Regina motorists are likely to have a lighter wallet following the next time they fill up their vehicle with gas.
Gas prices have shot up 16 cents in Regina since Tuesday afternoon.
As of Thursday night, Gasbuddy.com said 15 gas stations in Regina are charging 84.9 cents per litre. Seven stations were charging somewhere between 70 to 80 cents per litre while eight are charging below 70 cents per litre. On Tuesday afternoon, the highest price was 68.9 cents per litre.
According to Gasbuddy.com, the average price in Regina is 79.4 cents per litre, while the average in Saskatchewan is 76.3 cents per litre and the national average is 87.0 cents per litre.
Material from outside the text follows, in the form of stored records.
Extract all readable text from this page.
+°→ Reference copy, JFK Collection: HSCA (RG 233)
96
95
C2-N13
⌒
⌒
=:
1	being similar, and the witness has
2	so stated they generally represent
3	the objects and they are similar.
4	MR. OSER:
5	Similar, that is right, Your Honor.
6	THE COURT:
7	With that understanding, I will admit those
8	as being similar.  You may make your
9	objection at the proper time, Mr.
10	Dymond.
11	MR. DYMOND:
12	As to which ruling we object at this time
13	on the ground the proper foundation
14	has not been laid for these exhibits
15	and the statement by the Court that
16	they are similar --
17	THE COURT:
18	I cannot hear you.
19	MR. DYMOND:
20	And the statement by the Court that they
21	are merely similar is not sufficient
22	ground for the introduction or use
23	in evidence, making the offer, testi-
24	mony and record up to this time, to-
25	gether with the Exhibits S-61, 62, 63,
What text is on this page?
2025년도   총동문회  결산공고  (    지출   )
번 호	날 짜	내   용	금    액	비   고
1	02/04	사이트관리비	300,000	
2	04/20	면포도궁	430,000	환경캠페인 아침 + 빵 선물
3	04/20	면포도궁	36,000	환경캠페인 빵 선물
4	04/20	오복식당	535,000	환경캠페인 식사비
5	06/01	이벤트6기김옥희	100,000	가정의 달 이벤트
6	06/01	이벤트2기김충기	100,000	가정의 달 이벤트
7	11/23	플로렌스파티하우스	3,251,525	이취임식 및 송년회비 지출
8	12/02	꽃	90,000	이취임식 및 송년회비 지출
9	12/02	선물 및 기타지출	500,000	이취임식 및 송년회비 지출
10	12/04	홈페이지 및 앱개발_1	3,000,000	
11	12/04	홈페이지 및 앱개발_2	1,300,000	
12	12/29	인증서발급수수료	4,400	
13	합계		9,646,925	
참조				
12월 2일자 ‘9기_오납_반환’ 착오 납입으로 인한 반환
“So one of the things that’s going on right now is that they raised up prices in two jumps by 10 cents per litre each, up by 20 cents per litre,” explained Jason Toews, co-founder of Gasbuddy.com. “Essentially, the wholesale price has gone up and they’re making more margins right now.”
Toews told News Talk Radio the wholesale price recently increased 12 cents but some stations are hiking prices even higher that to make more money. Toews added he expects prices to drop about four or five cents per litre within the next few days.
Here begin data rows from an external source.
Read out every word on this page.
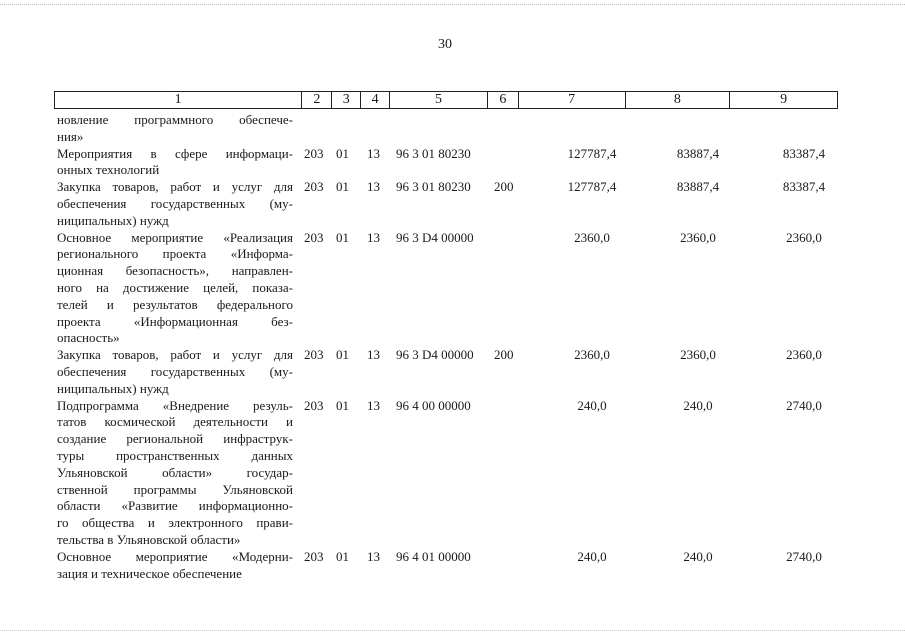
30
1	2	3	4	5	6	7	8	9
новление программного обеспече-
ния»
Мероприятия в сфере информаци-
онных технологий
203 01 13 96 3 01 80230	127787,4	83887,4	83387,4
Закупка товаров, работ и услуг для
обеспечения государственных (му-
ниципальных) нужд
203 01 13 96 3 01 80230 200	127787,4	83887,4	83387,4
Основное мероприятие «Реализация
регионального проекта «Информа-
ционная безопасность», направлен-
ного на достижение целей, показа-
телей и результатов федерального
проекта «Информационная без-
опасность»
203 01 13 96 3 D4 00000	2360,0	2360,0	2360,0
Закупка товаров, работ и услуг для
обеспечения государственных (му-
ниципальных) нужд
203 01 13 96 3 D4 00000 200	2360,0	2360,0	2360,0
Подпрограмма «Внедрение резуль-
татов космической деятельности и
создание региональной инфраструк-
туры пространственных данных
Ульяновской области» государ-
ственной программы Ульяновской
области «Развитие информационно-
го общества и электронного прави-
тельства в Ульяновской области»
203 01 13 96 4 00 00000	240,0	240,0	2740,0
Основное мероприятие «Модерни-
зация и техническое обеспечение
203 01 13 96 4 01 00000	240,0	240,0	2740,0
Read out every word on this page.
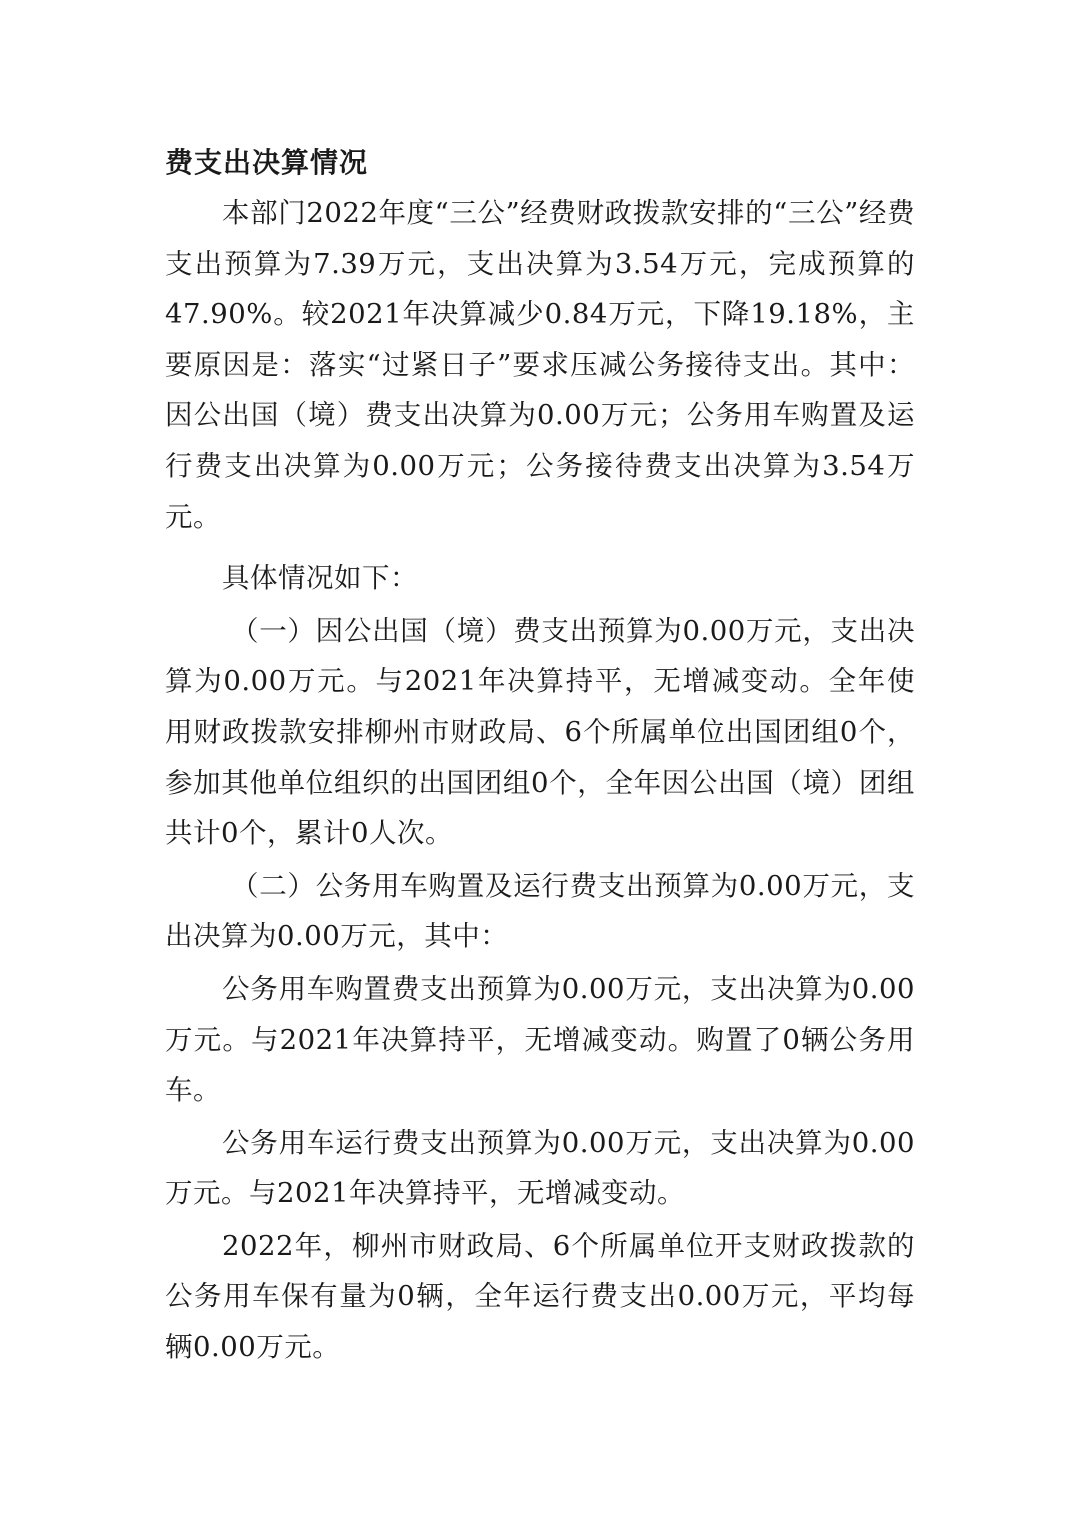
费支出决算情况

本部门2022年度“三公”经费财政拨款安排的“三公”经费支出预算为7.39万元，支出决算为3.54万元，完成预算的47.90%。较2021年决算减少0.84万元，下降19.18%，主要原因是：落实“过紧日子”要求压减公务接待支出。其中：因公出国（境）费支出决算为0.00万元；公务用车购置及运行费支出决算为0.00万元；公务接待费支出决算为3.54万元。

具体情况如下：

（一）因公出国（境）费支出预算为0.00万元，支出决算为0.00万元。与2021年决算持平，无增减变动。全年使用财政拨款安排柳州市财政局、6个所属单位出国团组0个，参加其他单位组织的出国团组0个，全年因公出国（境）团组共计0个，累计0人次。

（二）公务用车购置及运行费支出预算为0.00万元，支出决算为0.00万元，其中：

公务用车购置费支出预算为0.00万元，支出决算为0.00万元。与2021年决算持平，无增减变动。购置了0辆公务用车。

公务用车运行费支出预算为0.00万元，支出决算为0.00万元。与2021年决算持平，无增减变动。

2022年，柳州市财政局、6个所属单位开支财政拨款的公务用车保有量为0辆，全年运行费支出0.00万元，平均每辆0.00万元。
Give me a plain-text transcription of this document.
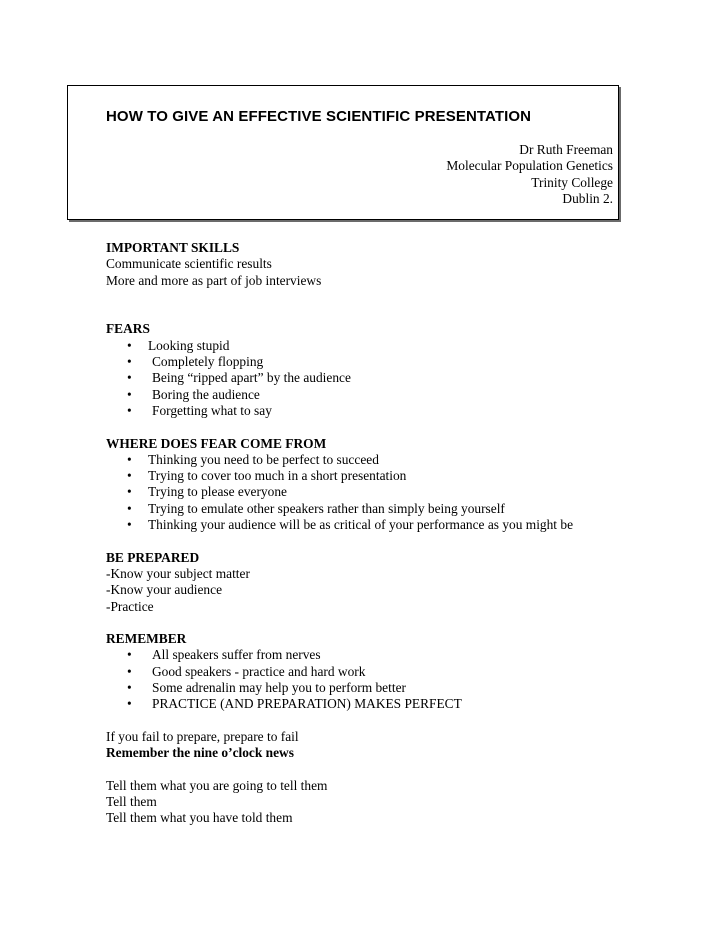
HOW TO GIVE AN EFFECTIVE SCIENTIFIC PRESENTATION
Dr Ruth Freeman
Molecular Population Genetics
Trinity College
Dublin 2.
IMPORTANT SKILLS
Communicate scientific results
More and more as part of job interviews
FEARS
• Looking stupid
• Completely flopping
• Being “ripped apart” by the audience
• Boring the audience
• Forgetting what to say
WHERE DOES FEAR COME FROM
• Thinking you need to be perfect to succeed
• Trying to cover too much in a short presentation
• Trying to please everyone
• Trying to emulate other speakers rather than simply being yourself
• Thinking your audience will be as critical of your performance as you might be
BE PREPARED
-Know your subject matter
-Know your audience
-Practice
REMEMBER
• All speakers suffer from nerves
• Good speakers - practice and hard work
• Some adrenalin may help you to perform better
• PRACTICE (AND PREPARATION) MAKES PERFECT
If you fail to prepare, prepare to fail
Remember the nine o’clock news
Tell them what you are going to tell them
Tell them
Tell them what you have told them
Roger McKnight, an analyst with Enpro, agreed that a price war has increased gas prices right across the prairies.
“It’s not only the Queen City,” McKnight told the CJME Morning Show Friday.
“Price wars normally take up a couple of city blocks and are over within a week or so, but this latest plunge that you’ve had on the prairies and has gone across provincial lines.”
McKnight says retailers are trying to “restore the market” to increase their profits, and claims that retailers were actually losing money when gas was below 70 cents per litre.
If 84.9 cents per litre seems high to some people right now, Toews said just wait until April or May. He expects prices to jump to 110 cents per litre or 120 cents per litre at that time.
McKnight disagreed, saying he doesn’t expect prices at the pumps will go up that much due to high inventories of gasoline in the US midwest coupled with the OPEC freeze which McKnight says seems to be falling through.